In Pipes's view, these edits didn't adequately mask the words in question ("They bleeped the bare minimum, so you could still get the gist of it"), nor did they make the song's themes more acceptable. But she says that when she called Magic FM to express her concern, she was dismissed out of hand: "They told me the song was very popular, and they were going to keep playing it -- and if I didn't like it, I could find another station." (Magic FM general manager Brenda Goodrich did not return several calls seeking comment.) Angry, Pipes located the FCC's Web site (fcc.gov) to learn how to issue a complaint, then tracked down the lyrics to "The Real Slim Shady," which she included in a package to the commission postmarked July 18, 2000.

When Pipes wasn't phoned by an FCC investigator, she feared her gripes had fallen on deaf ears. But six months after sending the complaint, she received a letter from the FCC informing her that Magic FM had denied playing indecent material because the version of the Eminem song it had aired was a radio edit. The correspondence also requested a response from Pipes, who had one at the ready: "I thought there was no mystery to what he was saying, and it was still offensive." After she'd sent these thoughts back to the FCC, more silence ensued. "I didn't hear anything more until I saw it in the newspapers," she says.

The Magic FM fine was remarkable in many respects, not the least of which was its targeting of such a popular song: Figures provided by Washington, D.C., attorney Kathleen Kirby, representing Magic FM, show that "The Real Slim Shady" was broadcast by the station 125,072 times as of June 25 without generating any complaint to the FCC other than Pipes's. But the Denver dailies gave the Magic FM fine relatively short shrift. As Rocky Mountain News columnist Dave Kopel accurately pointed out in a July 1 piece, they were too busy spilling oceans of ink about the impending visit of Marilyn Manson, an increasingly passé performer who was no doubt thrilled by the unearned attention he received. Still, plenty of other news organizations picked up the slack.

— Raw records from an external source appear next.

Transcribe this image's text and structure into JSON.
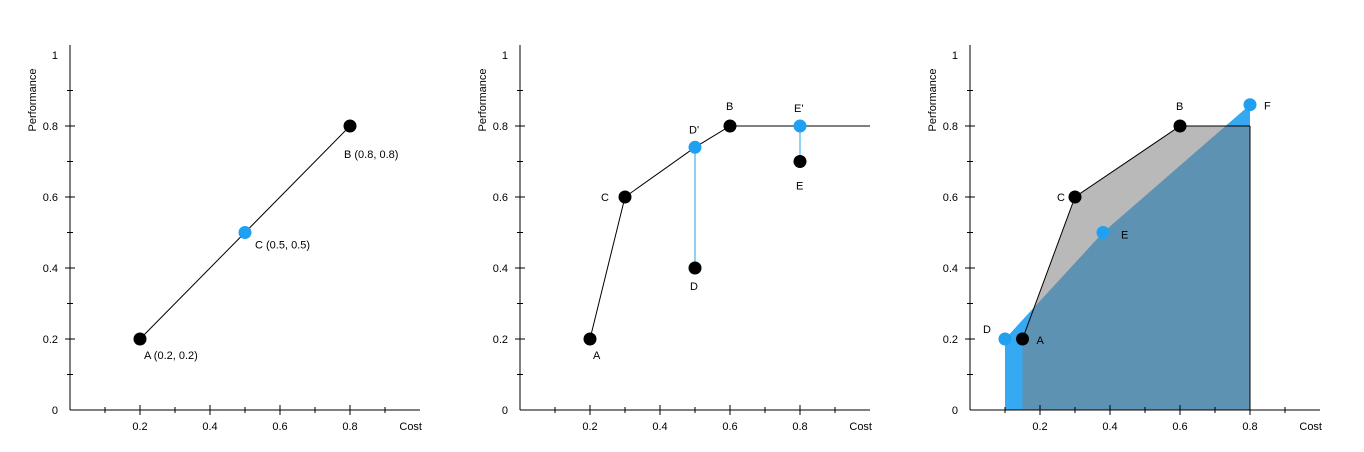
{
  "chart_data": [
    {
      "type": "scatter",
      "title": "",
      "xlabel": "Cost",
      "ylabel": "Performance",
      "xlim": [
        0,
        1
      ],
      "ylim": [
        0,
        1
      ],
      "x_ticks": [
        "0.2",
        "0.4",
        "0.6",
        "0.8"
      ],
      "y_ticks": [
        "0",
        "0.2",
        "0.4",
        "0.6",
        "0.8",
        "1"
      ],
      "points": [
        {
          "x": 0.2,
          "y": 0.2,
          "label": "A (0.2, 0.2)",
          "color": "#000000"
        },
        {
          "x": 0.8,
          "y": 0.8,
          "label": "B (0.8, 0.8)",
          "color": "#000000"
        },
        {
          "x": 0.5,
          "y": 0.5,
          "label": "C (0.5, 0.5)",
          "color": "#1fa0f0"
        }
      ],
      "lines": [
        {
          "from": "A",
          "to": "B",
          "color": "#000000"
        }
      ]
    },
    {
      "type": "line",
      "title": "",
      "xlabel": "Cost",
      "ylabel": "Performance",
      "xlim": [
        0,
        1
      ],
      "ylim": [
        0,
        1
      ],
      "x_ticks": [
        "0.2",
        "0.4",
        "0.6",
        "0.8"
      ],
      "y_ticks": [
        "0",
        "0.2",
        "0.4",
        "0.6",
        "0.8",
        "1"
      ],
      "frontier": [
        [
          0.2,
          0.2
        ],
        [
          0.3,
          0.6
        ],
        [
          0.5,
          0.74
        ],
        [
          0.6,
          0.8
        ],
        [
          1.0,
          0.8
        ]
      ],
      "points": [
        {
          "x": 0.2,
          "y": 0.2,
          "label": "A",
          "color": "#000000"
        },
        {
          "x": 0.3,
          "y": 0.6,
          "label": "C",
          "color": "#000000"
        },
        {
          "x": 0.6,
          "y": 0.8,
          "label": "B",
          "color": "#000000"
        },
        {
          "x": 0.5,
          "y": 0.4,
          "label": "D",
          "color": "#000000"
        },
        {
          "x": 0.8,
          "y": 0.7,
          "label": "E",
          "color": "#000000"
        },
        {
          "x": 0.5,
          "y": 0.74,
          "label": "D'",
          "color": "#1fa0f0"
        },
        {
          "x": 0.8,
          "y": 0.8,
          "label": "E'",
          "color": "#1fa0f0"
        }
      ],
      "projections": [
        {
          "from": "D",
          "to": "D'",
          "color": "#1fa0f0"
        },
        {
          "from": "E",
          "to": "E'",
          "color": "#1fa0f0"
        }
      ]
    },
    {
      "type": "area",
      "title": "",
      "xlabel": "Cost",
      "ylabel": "Performance",
      "xlim": [
        0,
        1
      ],
      "ylim": [
        0,
        1
      ],
      "x_ticks": [
        "0.2",
        "0.4",
        "0.6",
        "0.8"
      ],
      "y_ticks": [
        "0",
        "0.2",
        "0.4",
        "0.6",
        "0.8",
        "1"
      ],
      "black_frontier": [
        [
          0.15,
          0.2
        ],
        [
          0.3,
          0.6
        ],
        [
          0.6,
          0.8
        ],
        [
          0.8,
          0.8
        ]
      ],
      "blue_frontier": [
        [
          0.1,
          0.2
        ],
        [
          0.38,
          0.5
        ],
        [
          0.8,
          0.86
        ]
      ],
      "points": [
        {
          "x": 0.15,
          "y": 0.2,
          "label": "A",
          "color": "#000000"
        },
        {
          "x": 0.6,
          "y": 0.8,
          "label": "B",
          "color": "#000000"
        },
        {
          "x": 0.3,
          "y": 0.6,
          "label": "C",
          "color": "#000000"
        },
        {
          "x": 0.1,
          "y": 0.2,
          "label": "D",
          "color": "#1fa0f0"
        },
        {
          "x": 0.38,
          "y": 0.5,
          "label": "E",
          "color": "#1fa0f0"
        },
        {
          "x": 0.8,
          "y": 0.86,
          "label": "F",
          "color": "#1fa0f0"
        }
      ],
      "colors": {
        "black_area": "#7f7f7f",
        "blue_area": "#1fa0f0",
        "overlap": "#6f9bb6"
      }
    }
  ]
}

Last week, Magic FM program director Jason Hillery turned up on The Daily Beat, a New York City television program, adding to a media-appearance list that includes Newsweek, Rolling Stone, Spin, Vibe, MTV and MTVnews.com.

That's heady stuff for a 24-year-old working at a station officially licensed in Pueblo, but Hillery wishes the attention had come for other reasons. "I'm really worried about the domino effect," he says. "And it's already started. This one complaint has changed the face of our station and all our stations across the country."

Hillery isn't exaggerating. Magic FM is one of approximately 200 signals owned by Citadel Communications Corp., a Las Vegas outfit swallowed up last month by New York's Forstmann Little & Co. As soon as the fine came down, these stations were ordered by corporate headquarters to pull Eminem from their playlists. This wasn't a problem in the case of "The Real Slim Shady," which had already run its course. But the edict prevents Hillery and his colleagues from featuring "Purple Hills," the edited version of the pharmaceutical-praising "Purple Pills" by the Eminem group D12, which the July 28 issue of Billboard lists as the number-one rap single in the U.S. "It's the most-requested song in the Springs, and we've had to pass on it," Hillery says. Moreover, Hillery's been asked to pull ribald songs by other artists as well, which is why Magic FM listeners can no longer hear the Bloodhound Gang's "The Bad Touch," a curse-free novelty whose key couplet is, "You and me baby ain't nothin' but mammals/So let's do it like they do on the Discovery Channel."